Our MLS system allows up to 12 photos per listing. This means that I'll have about 65k photos of about 70k each if I were to download them all. Not every listing has all 12 photos.
The issue I'm having is trying to figure out how to store these files so that they are easy/fast for me to access programatically and also so that when I'm manipulating the data on the server that I don't have a folder with 65k files in it. The current ftp process that the MLS provides me dumps all the files into a single folder and it sucks. They are kind enough to use a simple naming system like [MLS#]-[picture index].jpg
I can do a new pull from the master MLS system anytime so the data does not need to be backup up or redundant, and it usually doesn't change, but on occasion it may if someone changes the photos for a given listing. The only time writes to the files are typically done is in a batch process as incremental updates occur daily.

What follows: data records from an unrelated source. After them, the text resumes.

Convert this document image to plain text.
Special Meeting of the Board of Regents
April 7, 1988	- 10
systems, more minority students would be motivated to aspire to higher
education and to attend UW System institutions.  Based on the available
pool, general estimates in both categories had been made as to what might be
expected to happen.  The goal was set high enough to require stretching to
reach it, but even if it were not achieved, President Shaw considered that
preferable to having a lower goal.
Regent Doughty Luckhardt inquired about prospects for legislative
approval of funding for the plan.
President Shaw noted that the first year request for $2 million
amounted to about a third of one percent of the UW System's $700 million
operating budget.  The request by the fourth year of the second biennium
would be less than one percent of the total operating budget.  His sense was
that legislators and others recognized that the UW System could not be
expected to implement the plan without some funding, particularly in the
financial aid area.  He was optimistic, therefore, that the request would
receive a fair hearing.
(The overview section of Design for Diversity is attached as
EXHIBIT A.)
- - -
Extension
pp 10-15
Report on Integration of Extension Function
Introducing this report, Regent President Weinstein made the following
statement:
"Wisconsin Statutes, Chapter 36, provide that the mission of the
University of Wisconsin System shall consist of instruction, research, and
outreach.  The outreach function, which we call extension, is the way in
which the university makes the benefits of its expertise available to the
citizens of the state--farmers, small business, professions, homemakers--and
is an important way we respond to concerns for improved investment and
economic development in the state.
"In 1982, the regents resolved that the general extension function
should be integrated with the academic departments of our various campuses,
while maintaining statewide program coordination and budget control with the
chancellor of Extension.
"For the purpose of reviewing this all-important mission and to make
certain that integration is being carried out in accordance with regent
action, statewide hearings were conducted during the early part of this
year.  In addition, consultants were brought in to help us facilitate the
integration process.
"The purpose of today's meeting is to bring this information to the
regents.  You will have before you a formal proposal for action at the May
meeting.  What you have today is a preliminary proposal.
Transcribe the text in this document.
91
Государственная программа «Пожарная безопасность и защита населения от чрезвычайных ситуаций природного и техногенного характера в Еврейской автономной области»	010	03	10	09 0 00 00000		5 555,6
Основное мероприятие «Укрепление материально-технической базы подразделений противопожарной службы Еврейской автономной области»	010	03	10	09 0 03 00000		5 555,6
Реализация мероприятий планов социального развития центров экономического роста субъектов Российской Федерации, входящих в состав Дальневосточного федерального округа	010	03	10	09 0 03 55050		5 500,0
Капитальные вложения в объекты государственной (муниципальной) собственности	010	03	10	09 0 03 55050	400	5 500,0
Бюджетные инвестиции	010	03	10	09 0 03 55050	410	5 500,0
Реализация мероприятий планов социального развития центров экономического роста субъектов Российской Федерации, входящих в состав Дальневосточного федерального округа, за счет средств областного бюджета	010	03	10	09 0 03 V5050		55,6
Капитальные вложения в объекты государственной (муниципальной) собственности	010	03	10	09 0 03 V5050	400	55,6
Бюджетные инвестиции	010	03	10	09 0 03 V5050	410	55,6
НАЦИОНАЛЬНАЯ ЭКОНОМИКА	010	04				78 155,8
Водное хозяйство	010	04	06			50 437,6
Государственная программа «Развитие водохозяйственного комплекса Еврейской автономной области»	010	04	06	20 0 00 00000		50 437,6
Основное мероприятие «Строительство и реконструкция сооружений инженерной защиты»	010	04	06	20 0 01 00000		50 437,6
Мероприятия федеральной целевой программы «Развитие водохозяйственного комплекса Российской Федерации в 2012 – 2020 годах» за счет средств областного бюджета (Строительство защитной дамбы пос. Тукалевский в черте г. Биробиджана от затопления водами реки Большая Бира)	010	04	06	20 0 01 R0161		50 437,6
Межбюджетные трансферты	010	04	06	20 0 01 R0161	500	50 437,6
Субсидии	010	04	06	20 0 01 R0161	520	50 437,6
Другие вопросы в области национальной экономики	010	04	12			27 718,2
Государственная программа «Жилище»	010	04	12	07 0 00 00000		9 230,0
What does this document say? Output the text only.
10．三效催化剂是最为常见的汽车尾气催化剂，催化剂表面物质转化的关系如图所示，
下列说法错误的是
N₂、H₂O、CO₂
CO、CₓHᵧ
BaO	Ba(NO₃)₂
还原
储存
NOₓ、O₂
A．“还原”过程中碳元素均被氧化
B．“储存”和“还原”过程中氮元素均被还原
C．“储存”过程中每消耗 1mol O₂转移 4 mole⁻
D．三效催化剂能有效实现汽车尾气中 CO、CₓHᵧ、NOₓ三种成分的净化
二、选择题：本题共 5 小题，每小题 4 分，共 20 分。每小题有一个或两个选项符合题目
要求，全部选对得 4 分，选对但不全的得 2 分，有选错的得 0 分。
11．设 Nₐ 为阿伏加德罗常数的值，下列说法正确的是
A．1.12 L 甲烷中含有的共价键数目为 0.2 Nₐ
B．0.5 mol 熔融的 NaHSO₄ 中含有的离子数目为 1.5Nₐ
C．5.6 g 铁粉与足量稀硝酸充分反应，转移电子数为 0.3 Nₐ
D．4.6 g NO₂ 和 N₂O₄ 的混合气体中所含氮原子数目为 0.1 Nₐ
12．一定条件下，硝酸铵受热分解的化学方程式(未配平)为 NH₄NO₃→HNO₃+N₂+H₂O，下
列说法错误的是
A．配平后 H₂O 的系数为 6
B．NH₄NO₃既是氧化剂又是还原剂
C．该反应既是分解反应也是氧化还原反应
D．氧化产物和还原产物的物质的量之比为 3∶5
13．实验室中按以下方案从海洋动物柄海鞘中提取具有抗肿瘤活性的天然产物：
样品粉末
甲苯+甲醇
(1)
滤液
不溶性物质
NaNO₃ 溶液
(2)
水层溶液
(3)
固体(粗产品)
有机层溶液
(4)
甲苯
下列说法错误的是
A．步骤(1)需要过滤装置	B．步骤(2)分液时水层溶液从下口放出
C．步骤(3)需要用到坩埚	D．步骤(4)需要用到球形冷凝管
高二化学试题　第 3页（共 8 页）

I searched the forum and noted some other suggestions, but to be honest I'm not sure which system would be good for my application and for allowing it to grow as it does every single year with the addition of new listings.
What I came up with were the following:
1) Store all photos in the file system in a big directory. This sucks.

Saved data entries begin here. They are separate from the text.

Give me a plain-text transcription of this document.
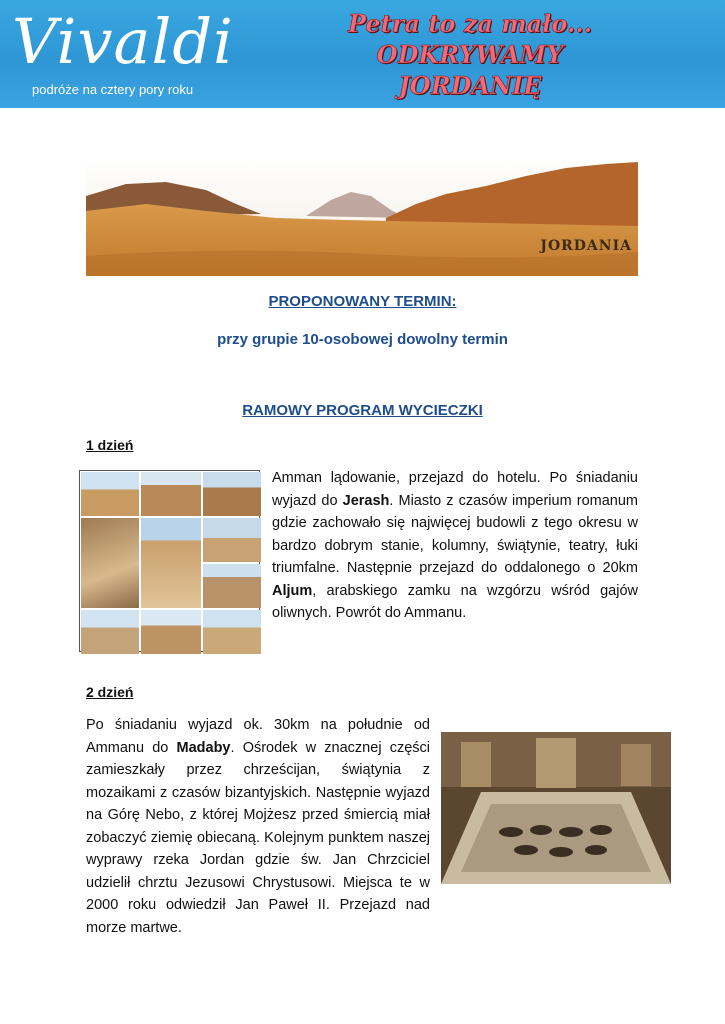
Vivaldi
podróże na cztery pory roku
Petra to za mało...
ODKRYWAMY
JORDANIĘ
JORDANIA
PROPONOWANY TERMIN:
przy grupie 10-osobowej dowolny termin
RAMOWY PROGRAM WYCIECZKI
1 dzień
Amman lądowanie, przejazd do hotelu. Po śniadaniu wyjazd do Jerash. Miasto z czasów imperium romanum gdzie zachowało się najwięcej budowli z tego okresu w bardzo dobrym stanie, kolumny, świątynie, teatry, łuki triumfalne. Następnie przejazd do oddalonego o 20km Aljum, arabskiego zamku na wzgórzu wśród gajów oliwnych. Powrót do Ammanu.
2 dzień
Po śniadaniu wyjazd ok. 30km na południe od Ammanu do Madaby. Ośrodek w znacznej części zamieszkały przez chrześcijan, świątynia z mozaikami z czasów bizantyjskich. Następnie wyjazd na Górę Nebo, z której Mojżesz przed śmiercią miał zobaczyć ziemię obiecaną. Kolejnym punktem naszej wyprawy rzeka Jordan gdzie św. Jan Chrzciciel udzielił chrztu Jezusowi Chrystusowi. Miejsca te w 2000 roku odwiedził Jan Paweł II. Przejazd nad morze martwe.
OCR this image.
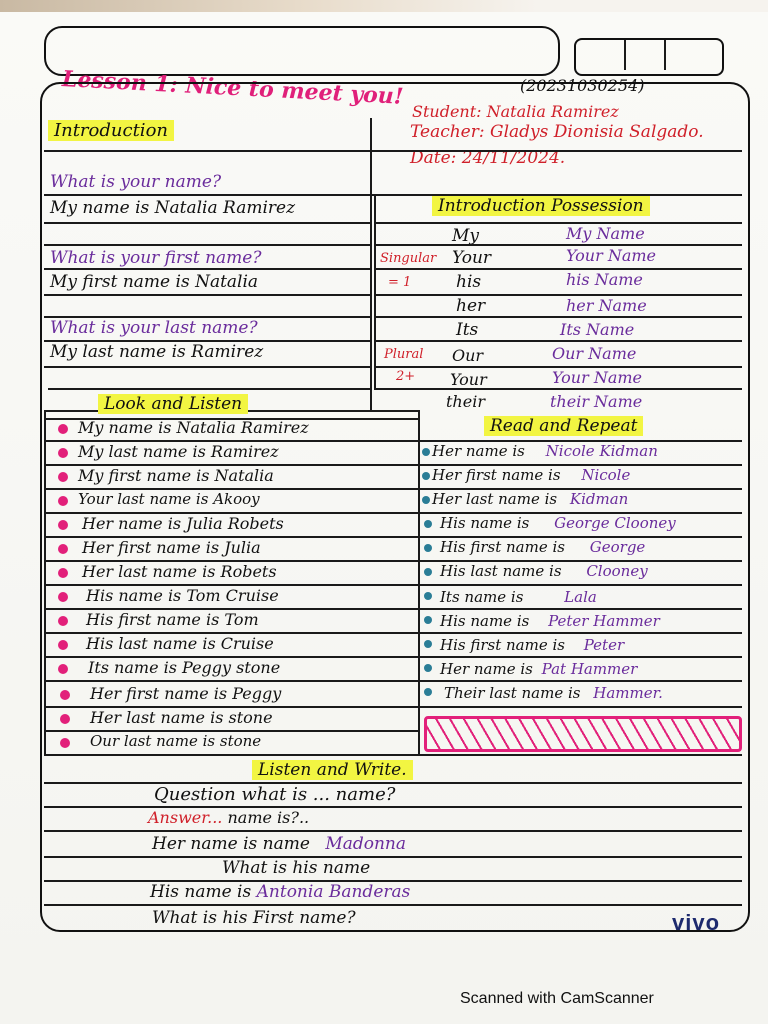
Lesson 1: Nice to meet you!	(20231030254)
Student: Natalia Ramirez
Teacher: Gladys Dionisia Salgado.
Date: 24/11/2024.
Introduction
What is your name?
My name is Natalia Ramirez
What is your first name?
My first name is Natalia
What is your last name?
My last name is Ramirez
Introduction Possession
Singular
= 1
Plural
2+
My	My Name
Your	Your Name
his	his Name
her	her Name
Its	Its Name
Our	Our Name
Your	Your Name
their	their Name
Look and Listen
Read and Repeat
My name is Natalia Ramirez
My last name is Ramirez
My first name is Natalia
Your last name is Akooy
Her name is Julia Robets
Her first name is Julia
Her last name is Robets
His name is Tom Cruise
His first name is Tom
His last name is Cruise
Its name is Peggy stone
Her first name is Peggy
Her last name is stone
Our last name is stone
Her name is Nicole Kidman
Her first name is Nicole
Her last name is Kidman
His name is George Clooney
His first name is George
His last name is Clooney
Its name is	Lala
His name is Peter Hammer
His first name is Peter
Her name is Pat Hammer
Their last name is Hammer.
Listen and Write.
Question what is ... name?
Answer... name is?..
Her name is name Madonna
What is his name
His name is Antonia Banderas
What is his First name?	vivo
Scanned with CamScanner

2) Store the photos in the file system, but do a mod100 on the mls# and then store the files in 100 separate folders hoping that the random MLS numbers generated are evenly distributed.
3) Store all files in the database
4) Store a reference to each file in the database and leave the files in the file system.
I am using mysql, php, and dojo to create my application if that helps with your giving me insight. My server seems plenty capable for the limited load that I'll have initially. It's a dual core Xenon @ 2.33GHz, 4 Segate SATAII drive of 400GB each, 4GB RAM, and we're running SUSE and Win2k3 64bit.
Any help would be great. And if I'm leaving key info out to help just let me know.
I confess I didn't read the problem, just the solutions, and peiced the problem together from that
Most here would go for 1) or 4). There's one regular on here, who's name I forget, who likes to store images in databases, but most of us don't.
We had a lively discussion on this which is worth reading. I believe most Unix's will work with any number of files in a directory but you will run into performance problems with 65k files in a directory - even doing an ls will be slow.
I assume you can't access the image files on the original server (ie not ftp them across) because life would be much easier for you if you could. Another slightly different way of doing this would be to only pull the main picture for each listing then, if the user wants to see more pictures of a place, you could check to see if you already have the pictures and ftp them if not. A nightly process could then remove the additional pictures if they haven't been accessed in a month.
How do you currently intend to remove the images on properties that have now been sold? What does MLS mean?
Thanks. I think number 4 sounded the best to me. When I'm debugging and stuff I like to check and make sure that I have the right photo (either from our FTP or from the application) by hand so the 65k thing is really annoying.
Perfect post. I had found another post, but it didn't really go into the pros and cons as much. I liked the point about being able to edit and access the files easily in the file system. solution 4 files in FS and links in DB sounds right to me.
Regarding the MLS. That is broker-speak for Multiple Listing Service. Another fancy sounds more important than it is word for database. I hadn't given much thought to removing the data or archiving it. I was really thinking more along having a separate table for 'old' data. Those would include listings that are expired, sold, or withdrawn from the market.
Then for most of the users (i.e. prospects looking at the data from who knows where), the relevant data is the Active, unsold, listings. That data would be optimized to handle load wrt searching/fetching photos.
The cool thing is that I can use the sold data and allow agents to do things like estimate market value based on searches and aggregates that I'll create. The only thing is that our MLS restricts the viewing of sold data to agents and brokers of the MLS. We are a non-disclosure state in Texas so property sales prices are not public record.
I suppose that would work so long as I didn't make the force of habit mistake of opening the root directory using a GUI. I'll consider that as well because it seems pretty organized also.